We’re now nearing two months since kids went back to school and I held my breath and flinched a little as we walked past the now full sick side with a symphony of hacking coughs.  As we signed in, Cecilia still didn’t know where we were, so she happily smiled at the other kids in the waiting room who waved and smiled back at her.  I filled out her papers and I paid in advance (since there’s usually a sense of urgency to leave once we’re done).  As we waited, I read Cecilia a book but we were suddenly interrupted by the waiting room door to the back of the office swinging wildly open.  “Wait, Michael!” a woman shouted after a snotty blond boy who torn into the well waiting room.  The woman soon emerged along with her husband and she began what would be a ridiculously long check out.  First she chattered about the weather and her plans for the weekend, and as the receptionist tried to guide her to the task at hand (scheduling another appointment),and then she began to talk about Halloween.  At least she had her husband to watch their son…and watch their son he did.  He watched him climb over chairs. He watched him tip the little kids table over. Then he watched him run right over to Cecilia and without stopping, leap into her umbrella stroller, stuffed nose running, mouth open with tongue out, and lick her arm like a God damned retriever.

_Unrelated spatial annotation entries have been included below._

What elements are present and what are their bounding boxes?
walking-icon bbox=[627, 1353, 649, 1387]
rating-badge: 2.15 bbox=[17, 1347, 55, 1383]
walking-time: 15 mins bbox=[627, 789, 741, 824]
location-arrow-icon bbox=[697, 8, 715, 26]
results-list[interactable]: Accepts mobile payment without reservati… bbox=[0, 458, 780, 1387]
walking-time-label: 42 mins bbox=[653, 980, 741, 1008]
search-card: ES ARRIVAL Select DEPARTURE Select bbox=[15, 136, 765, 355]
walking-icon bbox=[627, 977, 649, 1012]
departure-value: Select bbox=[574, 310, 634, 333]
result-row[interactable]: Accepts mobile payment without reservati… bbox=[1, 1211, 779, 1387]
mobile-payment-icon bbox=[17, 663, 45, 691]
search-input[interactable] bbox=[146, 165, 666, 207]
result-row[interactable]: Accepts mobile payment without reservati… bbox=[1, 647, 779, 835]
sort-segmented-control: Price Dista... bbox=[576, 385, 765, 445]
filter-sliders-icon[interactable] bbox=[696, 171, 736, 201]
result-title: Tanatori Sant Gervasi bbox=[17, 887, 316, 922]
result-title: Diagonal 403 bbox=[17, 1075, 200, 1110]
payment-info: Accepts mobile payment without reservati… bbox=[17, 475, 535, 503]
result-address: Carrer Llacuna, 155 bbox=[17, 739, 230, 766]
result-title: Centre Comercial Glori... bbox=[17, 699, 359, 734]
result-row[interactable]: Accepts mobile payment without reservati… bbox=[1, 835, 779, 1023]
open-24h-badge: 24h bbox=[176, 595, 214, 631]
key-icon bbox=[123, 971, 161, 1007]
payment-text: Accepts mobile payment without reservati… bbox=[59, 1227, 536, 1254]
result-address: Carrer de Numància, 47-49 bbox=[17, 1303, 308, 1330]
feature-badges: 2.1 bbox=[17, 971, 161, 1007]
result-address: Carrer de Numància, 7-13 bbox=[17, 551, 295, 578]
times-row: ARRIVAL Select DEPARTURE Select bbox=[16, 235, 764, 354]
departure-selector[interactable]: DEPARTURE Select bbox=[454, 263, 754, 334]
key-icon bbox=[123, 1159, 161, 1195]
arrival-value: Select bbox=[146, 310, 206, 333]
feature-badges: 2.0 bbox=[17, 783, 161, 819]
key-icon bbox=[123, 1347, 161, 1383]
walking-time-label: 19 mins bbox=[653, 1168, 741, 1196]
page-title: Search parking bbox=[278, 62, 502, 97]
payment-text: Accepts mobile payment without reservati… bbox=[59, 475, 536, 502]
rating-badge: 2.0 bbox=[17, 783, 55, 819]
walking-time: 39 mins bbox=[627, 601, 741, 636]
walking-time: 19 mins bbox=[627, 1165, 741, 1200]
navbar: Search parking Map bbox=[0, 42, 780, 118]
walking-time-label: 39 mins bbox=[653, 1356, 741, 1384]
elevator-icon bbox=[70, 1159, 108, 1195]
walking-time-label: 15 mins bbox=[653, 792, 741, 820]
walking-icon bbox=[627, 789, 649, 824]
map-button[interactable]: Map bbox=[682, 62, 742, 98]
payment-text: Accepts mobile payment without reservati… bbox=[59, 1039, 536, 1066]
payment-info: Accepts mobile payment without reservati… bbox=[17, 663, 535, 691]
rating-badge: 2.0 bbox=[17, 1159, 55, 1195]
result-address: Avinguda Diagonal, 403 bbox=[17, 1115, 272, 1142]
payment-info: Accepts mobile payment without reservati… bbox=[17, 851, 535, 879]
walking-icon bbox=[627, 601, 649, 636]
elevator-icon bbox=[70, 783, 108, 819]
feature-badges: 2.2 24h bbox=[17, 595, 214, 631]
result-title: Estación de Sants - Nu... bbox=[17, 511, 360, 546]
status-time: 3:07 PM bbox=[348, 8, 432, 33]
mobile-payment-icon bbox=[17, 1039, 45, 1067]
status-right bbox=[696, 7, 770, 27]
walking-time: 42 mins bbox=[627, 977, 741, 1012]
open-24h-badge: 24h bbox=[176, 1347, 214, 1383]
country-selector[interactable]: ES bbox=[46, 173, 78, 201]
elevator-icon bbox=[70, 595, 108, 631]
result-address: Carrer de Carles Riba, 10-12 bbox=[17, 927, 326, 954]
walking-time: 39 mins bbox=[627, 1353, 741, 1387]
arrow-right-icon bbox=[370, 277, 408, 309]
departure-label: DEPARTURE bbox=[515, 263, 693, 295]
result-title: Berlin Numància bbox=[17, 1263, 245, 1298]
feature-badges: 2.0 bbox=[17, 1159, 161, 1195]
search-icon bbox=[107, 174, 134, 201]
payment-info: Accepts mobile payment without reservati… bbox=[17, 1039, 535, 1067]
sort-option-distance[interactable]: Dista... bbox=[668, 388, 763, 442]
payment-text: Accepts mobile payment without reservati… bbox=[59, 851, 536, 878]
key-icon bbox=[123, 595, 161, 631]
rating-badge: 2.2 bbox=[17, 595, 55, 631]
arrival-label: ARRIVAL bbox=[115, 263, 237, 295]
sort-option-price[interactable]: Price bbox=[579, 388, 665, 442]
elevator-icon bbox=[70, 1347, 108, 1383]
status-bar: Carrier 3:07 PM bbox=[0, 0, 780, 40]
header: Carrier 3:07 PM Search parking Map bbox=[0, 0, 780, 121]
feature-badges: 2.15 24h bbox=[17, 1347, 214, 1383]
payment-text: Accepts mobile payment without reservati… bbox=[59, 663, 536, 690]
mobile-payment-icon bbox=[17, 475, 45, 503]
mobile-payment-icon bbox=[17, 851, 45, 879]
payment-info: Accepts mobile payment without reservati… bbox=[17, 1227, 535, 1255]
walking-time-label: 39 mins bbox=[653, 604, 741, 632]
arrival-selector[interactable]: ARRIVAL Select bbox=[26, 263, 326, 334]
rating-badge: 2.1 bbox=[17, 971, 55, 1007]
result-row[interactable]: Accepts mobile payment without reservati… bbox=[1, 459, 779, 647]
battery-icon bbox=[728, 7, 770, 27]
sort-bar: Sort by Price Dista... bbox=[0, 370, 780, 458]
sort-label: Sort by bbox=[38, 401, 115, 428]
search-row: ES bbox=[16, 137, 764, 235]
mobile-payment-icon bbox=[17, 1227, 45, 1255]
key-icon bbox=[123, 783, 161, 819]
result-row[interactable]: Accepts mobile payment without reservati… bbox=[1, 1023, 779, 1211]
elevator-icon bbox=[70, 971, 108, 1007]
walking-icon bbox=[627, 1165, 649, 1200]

Call it divine intervention, but I managed to not kick this small boy in the face and his father in the nuts…and his mother in her ovaries.  I did, however yell out, “Noooooo, noooo little guy!  She’s got a bad cold, no touch!”  His father said, “Oh that’s okay, so does he!”  Really?  The booger trail on my daughter’s arm wasn’t a big enough clue.  For anyone as dense as Booger’s Dad, I’ll just tell you that was my “nice” way of telling a child, who because he was born to idiot parents, doesn’t know that you shouldn’t climb and jump on strangers.  The mother at this point, still had not turned around and I proceeded to use antibacterial wipes from my bag to clean my daughter’s arm and stroller.  The father stared at me, and I gave him a dirty look, then smiled a little more than I should have when his son smacked his forehead off the windowsill he was attempting to climb while virtually unattended.  I shook my head and thought about how some kids just don’t have a chance.

The rest of the visit was pretty routine, and thankfully Cecilia is growing well and didn’t cry for 90% of her exam.  She likes the doctor who lets the kids play with the medical tools before he uses them.  He let her continue to hold the reflex hammer after checking her and as he listened to her heart and other parts of the exam.  I could only watch as she swung the hammer wildly, but somehow managed to miss the doctor with each swing.  She even showed off a bit and chattered away, stringing some words together in small sentences.  What can I say, she’s advanced?  Of course, if it’s one thing we know how to do in this house it’s talk. Oh, and we had a different nurse which was good too!

So after a nice bath and clean clothes when she got home, we sat down and enjoyed a sliced orange for some extra vitamin C.  I also said a silent prayer of thanks that I didn’t flip out to those idiot parents. Some days it’s the little things that count.